Sans attendre sa réponse, elle fondit en larmes sur son épaule et lui raconta tout. Matvey resta silencieux, les lèvres serrées, puis se leva :
— Je suis désolé que tu aies dû traverser ça. Vraiment. Je ne cautionne pas ce comportement. Et, pour être franc, ton Arthur est un crétin.

Le jour du banquet
Le lendemain, il vint la chercher. D’abord au magasin, où il lui acheta une robe et des chaussures, puis au salon de coiffure. Elle en ressortit transformée en véritable reine. Sa silhouette généreuse ne la gênait plus : même elle put le voir.

Arthur se sentait le roi de la soirée : on lui souriait, on le félicitait, on le complimentait. Sa cavalière captivait tous les regards.

Matvey, en retard, fit monter la tension d’Arthur, qui le chercha du regard. Quand il le vit, il crut rêver : l’homme était accompagné de sa femme. Pourtant, c’était une toute autre femme : entourée de convives, elle conversait avec aisance, une flûte de champagne à la main, posée élégamment sur son bras.

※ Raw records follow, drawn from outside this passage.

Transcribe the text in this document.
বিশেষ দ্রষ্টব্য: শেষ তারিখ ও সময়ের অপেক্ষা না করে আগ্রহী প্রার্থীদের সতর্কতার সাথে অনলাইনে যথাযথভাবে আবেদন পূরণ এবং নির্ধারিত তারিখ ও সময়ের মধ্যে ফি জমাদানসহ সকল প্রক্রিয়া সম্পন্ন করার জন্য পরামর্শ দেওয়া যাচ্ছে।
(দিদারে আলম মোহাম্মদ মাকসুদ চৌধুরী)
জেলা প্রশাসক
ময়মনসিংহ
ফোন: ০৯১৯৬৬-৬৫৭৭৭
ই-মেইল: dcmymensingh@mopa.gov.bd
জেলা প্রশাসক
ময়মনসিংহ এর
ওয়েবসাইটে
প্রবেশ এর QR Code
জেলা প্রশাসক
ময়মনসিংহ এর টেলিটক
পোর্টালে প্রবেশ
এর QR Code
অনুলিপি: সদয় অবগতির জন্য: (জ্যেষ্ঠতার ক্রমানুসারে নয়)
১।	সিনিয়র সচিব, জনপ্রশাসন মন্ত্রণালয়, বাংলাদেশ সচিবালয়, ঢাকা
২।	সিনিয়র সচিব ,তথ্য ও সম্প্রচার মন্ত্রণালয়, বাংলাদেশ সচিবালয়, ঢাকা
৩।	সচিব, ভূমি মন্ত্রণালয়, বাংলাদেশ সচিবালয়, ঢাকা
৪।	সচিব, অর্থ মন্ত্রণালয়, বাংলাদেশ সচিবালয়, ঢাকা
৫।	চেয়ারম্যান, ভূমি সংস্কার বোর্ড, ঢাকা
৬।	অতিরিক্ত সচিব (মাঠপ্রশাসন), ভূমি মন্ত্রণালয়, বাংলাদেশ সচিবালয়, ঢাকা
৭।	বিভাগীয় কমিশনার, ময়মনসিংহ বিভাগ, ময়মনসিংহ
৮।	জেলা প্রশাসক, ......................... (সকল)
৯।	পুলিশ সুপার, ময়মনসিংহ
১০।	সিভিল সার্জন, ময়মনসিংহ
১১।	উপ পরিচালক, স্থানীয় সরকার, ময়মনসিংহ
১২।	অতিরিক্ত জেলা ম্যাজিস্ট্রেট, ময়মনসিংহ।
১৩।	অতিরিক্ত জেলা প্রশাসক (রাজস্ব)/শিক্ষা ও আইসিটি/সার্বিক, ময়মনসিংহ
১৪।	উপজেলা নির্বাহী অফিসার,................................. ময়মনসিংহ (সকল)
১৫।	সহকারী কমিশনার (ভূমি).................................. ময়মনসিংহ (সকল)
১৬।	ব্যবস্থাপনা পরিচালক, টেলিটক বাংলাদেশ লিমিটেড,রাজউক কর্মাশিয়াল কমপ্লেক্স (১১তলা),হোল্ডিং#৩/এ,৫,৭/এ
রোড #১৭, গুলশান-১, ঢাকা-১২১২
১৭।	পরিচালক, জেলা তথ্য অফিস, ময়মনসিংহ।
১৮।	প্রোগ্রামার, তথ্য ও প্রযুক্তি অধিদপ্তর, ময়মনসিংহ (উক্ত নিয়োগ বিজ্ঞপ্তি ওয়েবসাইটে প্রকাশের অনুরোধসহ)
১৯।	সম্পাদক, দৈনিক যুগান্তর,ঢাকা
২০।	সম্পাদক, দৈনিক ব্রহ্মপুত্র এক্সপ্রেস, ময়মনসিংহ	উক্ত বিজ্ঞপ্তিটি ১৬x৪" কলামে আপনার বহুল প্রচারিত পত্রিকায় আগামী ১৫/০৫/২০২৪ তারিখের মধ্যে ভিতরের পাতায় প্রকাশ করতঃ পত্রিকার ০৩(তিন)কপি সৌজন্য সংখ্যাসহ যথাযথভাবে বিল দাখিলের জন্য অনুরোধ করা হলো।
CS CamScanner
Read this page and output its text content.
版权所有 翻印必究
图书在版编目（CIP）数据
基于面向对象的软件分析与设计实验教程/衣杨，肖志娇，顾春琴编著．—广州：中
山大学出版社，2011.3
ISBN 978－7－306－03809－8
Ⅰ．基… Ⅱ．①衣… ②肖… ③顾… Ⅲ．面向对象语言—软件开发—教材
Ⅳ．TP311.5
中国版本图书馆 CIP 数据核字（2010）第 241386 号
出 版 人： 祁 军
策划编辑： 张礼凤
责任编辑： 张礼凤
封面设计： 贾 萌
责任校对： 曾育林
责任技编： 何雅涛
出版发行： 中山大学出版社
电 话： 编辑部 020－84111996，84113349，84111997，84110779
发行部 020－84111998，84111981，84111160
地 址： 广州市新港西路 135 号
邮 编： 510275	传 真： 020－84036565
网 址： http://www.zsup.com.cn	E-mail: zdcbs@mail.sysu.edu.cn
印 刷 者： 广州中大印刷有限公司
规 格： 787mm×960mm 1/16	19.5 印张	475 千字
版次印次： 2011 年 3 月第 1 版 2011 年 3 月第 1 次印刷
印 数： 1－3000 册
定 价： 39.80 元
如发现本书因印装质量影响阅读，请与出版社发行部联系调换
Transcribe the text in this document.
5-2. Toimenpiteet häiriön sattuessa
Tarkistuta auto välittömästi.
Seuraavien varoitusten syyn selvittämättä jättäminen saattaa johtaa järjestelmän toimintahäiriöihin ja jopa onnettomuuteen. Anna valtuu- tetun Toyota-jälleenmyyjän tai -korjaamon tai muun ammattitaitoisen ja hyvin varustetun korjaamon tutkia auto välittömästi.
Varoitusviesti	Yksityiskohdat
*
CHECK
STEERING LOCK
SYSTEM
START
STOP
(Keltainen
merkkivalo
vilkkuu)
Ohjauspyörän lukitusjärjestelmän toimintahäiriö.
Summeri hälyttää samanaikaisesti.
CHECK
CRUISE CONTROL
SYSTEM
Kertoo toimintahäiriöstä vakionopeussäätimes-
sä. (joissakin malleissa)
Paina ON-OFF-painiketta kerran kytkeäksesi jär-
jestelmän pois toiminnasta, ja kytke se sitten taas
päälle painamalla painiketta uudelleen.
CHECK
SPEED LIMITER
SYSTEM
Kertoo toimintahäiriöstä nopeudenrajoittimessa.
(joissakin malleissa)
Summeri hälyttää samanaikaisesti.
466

— Matvey, pourquoi ne m’as-tu pas dit que vous veniez avec ma femme ? » lança Arthur sur un ton feint de légèreté.
Il attendait qu’Alina s’explique. Mais elle releva le menton et déclara d’une voix claire :
— Chéri, justement, je voulais t’annoncer, dans une ambiance solennelle, que je te quitte.
Arthur n’eut pas le temps de répliquer : Matvey intervint :
— Et pardon, mon ami, mais tu sais comme je réagis face à l’infidélité. J’ai tout réfléchi : la fusion n’aura pas lieu.
Alina en fut étonnée, mais elle garda son calme. Matvey leva son verre vers Arthur, se tourna vers Alina et, d’une voix douce, l’entraîna vers la sortie :
— Allons-nous-en dignement, » lui murmura-t-il, un sourire aux lèvres.

Après
Dans la voiture, elle demanda :
— Pourquoi as-tu fait ça ?
— Parce que c’était juste. Et, pour être honnête, je n’y perd rien : c’était un meilleur deal pour Arthur que pour moi.
— Et puis, tu m’as entendue dire que je partais. Tu as une idée de ta destination ?
Alina haussa les épaules :
— Non, sans doute chez mes parents.
— Je propose que tu viennes habiter un temps chez moi. Je n’y suis presque jamais. On ira chercher tes affaires.
— Matvey, tu crois que… ?
— Je ne crois rien, et je n’attends rien. Je veux juste t’aider.
— D’accord. Je n’y renoncerai pas.

Le déménagement fut rapide, mais le divorce prit du temps. Matvey l’aida encore : il trouva un bon avocat qui répartit équitablement les biens.

Puis… il demeura simplement à ses côtés. Alina se reconstruisait, vivait, réfléchissait à son avenir.

Qui sait ? Peut-être qu’avec le temps, un sentiment plus fort naîtra entre eux. Peut-être qu’un amour sincère, lent à venir mais éternel, grandit déjà dans son cœur.